- Born: Luciano LaRasso July 15, 1926 Newark, New Jersey, U.S.
- Died: November 11, 1991 (aged 65) Elizabeth, New Jersey, U.S.
- Cause of death: Multiple gunshot wounds
- Other names: "Fat Lou"; "Fat Louie";
- Occupation: Mobster
- Allegiance: DeCavalcante crime family

= Louis LaRasso =

American mobster (1926–1991)

Louis "Fat Lou" LaRasso (July 15, 1926 – November 11, 1991) was an American mobster and the longtime official underboss of the DeCavalcante crime family.

== Apalachin meeting ==

After being promoted to capo by former boss Filippo "Phil" Amari, LaRasso and reputed underboss Frank Majuri attended the infamous 1957 Apalachin Meeting, as the only ones representing the newly made New Jersey family. Amari himself did not attend, as he reportedly retired due to family rivalry later that year, and was replaced by Nicholas "Nick" Delmore. This saw to it that Majuri was demoted to captain, as well as LaRasso was promoted underboss of the North Jersey rackets.

== Sam the Plumber ==

After Delmore's health turned ill and later died in 1964, he appointed his nephew Simone "Sam the Plumber" DeCavalcante to new boss of his family. DeCavalcante doubled the family's income and membership, and promoted back Majuri as the family consigliere, as well as keeping LaRasso as the reputed underboss. After Sam DeCavalcante and LaRasso were sent to prison due to federal authorities monitoring conversations between DeCavalcante and LaRasso discussing illegal gambling operations worth more than $20 million a year, Giovanni "John the Eagle" Riggi, LaRasso's rival, stepped up as acting boss while DeCavalcante and LaRasso were imprisoned for 5 years. He was a prominent member of Building Laborer's Union Local 394 of Elizabeth, New Jersey.

== A favor for Carlo Gambino ==

The Brooklyn-based head of the Gambino crime family, Carlo Gambino, asked the DeCavalcante crime family for a favor. The favor was to kill Joseph "Joey Surprise" Feola, an associate in the garbage business deemed suddenly unreliable. According to Jerry Capeci, underboss LaRasso lured Feola to a garage, where, according to whispered words picked up on the bug, Feola was strangled, wrapped in a burlap bag and buried. LaRasso later confirmed the hit to Gambino captain James "Jimmy Brown" Failla.

== Release from prison ==

After returning to the DeCavalcante crime family in the early 1970s, LaRasso's position gradually declined as DeCavalcante retired from the New Jersey rackets and moved to Florida, handing the leadership over to Giovanni Riggi. Riggi promoted Girolamo "Jimmy" Palermo as new acting underboss of the family in the late 1970s, leaving LaRasso's position becoming only official.

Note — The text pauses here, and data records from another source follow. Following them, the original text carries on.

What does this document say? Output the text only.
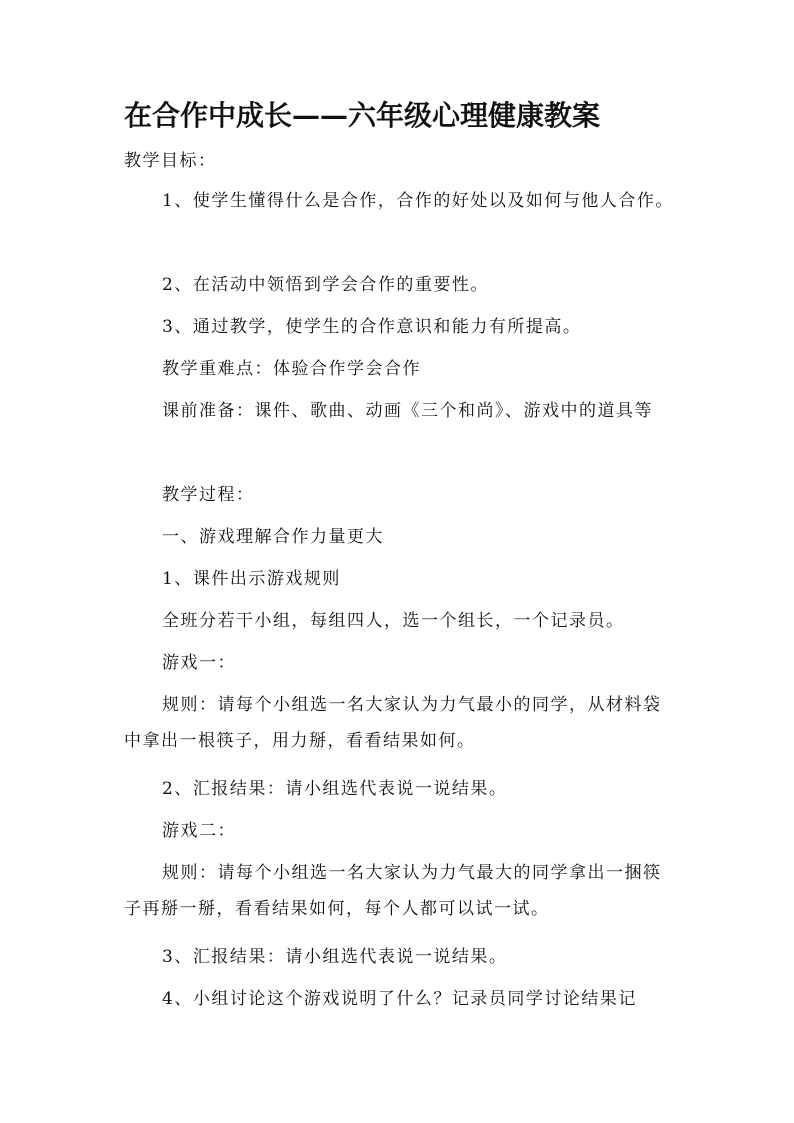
在合作中成长——六年级心理健康教案
教学目标：
1、使学生懂得什么是合作，合作的好处以及如何与他人合作。
2、在活动中领悟到学会合作的重要性。
3、通过教学，使学生的合作意识和能力有所提高。
教学重难点：体验合作学会合作
课前准备：课件、歌曲、动画《三个和尚》、游戏中的道具等
教学过程：
一、游戏理解合作力量更大
1、课件出示游戏规则
全班分若干小组，每组四人，选一个组长，一个记录员。
游戏一：
规则：请每个小组选一名大家认为力气最小的同学，从材料袋中拿出一根筷子，用力掰，看看结果如何。
2、汇报结果：请小组选代表说一说结果。
游戏二：
规则：请每个小组选一名大家认为力气最大的同学拿出一捆筷子再掰一掰，看看结果如何，每个人都可以试一试。
3、汇报结果：请小组选代表说一说结果。
4、小组讨论这个游戏说明了什么？记录员同学讨论结果记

== Demoted by John Riggi ==

During the 1980s, Riggi continued to run the large labor and construction racketeering operations in North Jersey with help from various capos Giacomo "Jake" Amari and Giuseppe "Pino" Schifilliti. As LaRasso's friend Frank Majuri died and the position of consigliere went to Stefano "Steve the Truck Driver" Vitabile, LaRasso was demoted in the late 1980s to soldier, as Riggi was put on trial for extortion and racketeering charges along with Palermo, leaving Giacomo "Jake" Amari as the new acting underboss.

== Death ==

After Riggi was sentenced to 15 years in prison in 1990, John "Johnny Boy" D'Amato took over as acting boss with Giacomo Amari as acting underboss and Stefano "Steve the Truck Driver" Vitabile still as consigliere. It was around this time that LaRasso, after a fallout with D'Amato, was reported missing in the summer of 1991 after he failed to show up for his 65th birthday. Reportedly, D'Amato feared LaRasso as a rival and thought he'd turn captain Charles "Big Ears" Majuri, son of Frank Majuri, to follow him in an attempt to take over the DeCavalcante crime family. His body has never been found, however, his killer Vincent "Vinny Ocean" Palermo later turned state's evidence and confessed to the crime. Palermo also became the later acting boss and testified against dozens of New Jersey mobsters.

== The aftermath ==

In 2006, More than a decade later, administration member and consigliere Stefano Vitabile as well as capos Giuseppe "Pino" Schifilliti and Philip "Phil" Abramo were tried and convicted of LaRasso's murder, as well as two others. In addition to extortion and racketeering charges, these high-ranking mobsters were sentenced to life imprisonment. LaRasso's shooters were reportedly Anthony "Tony" Capo, Louis "Louie Eggs" Consalvo and Gregory Rago, who, except for Capo, were sent to prison.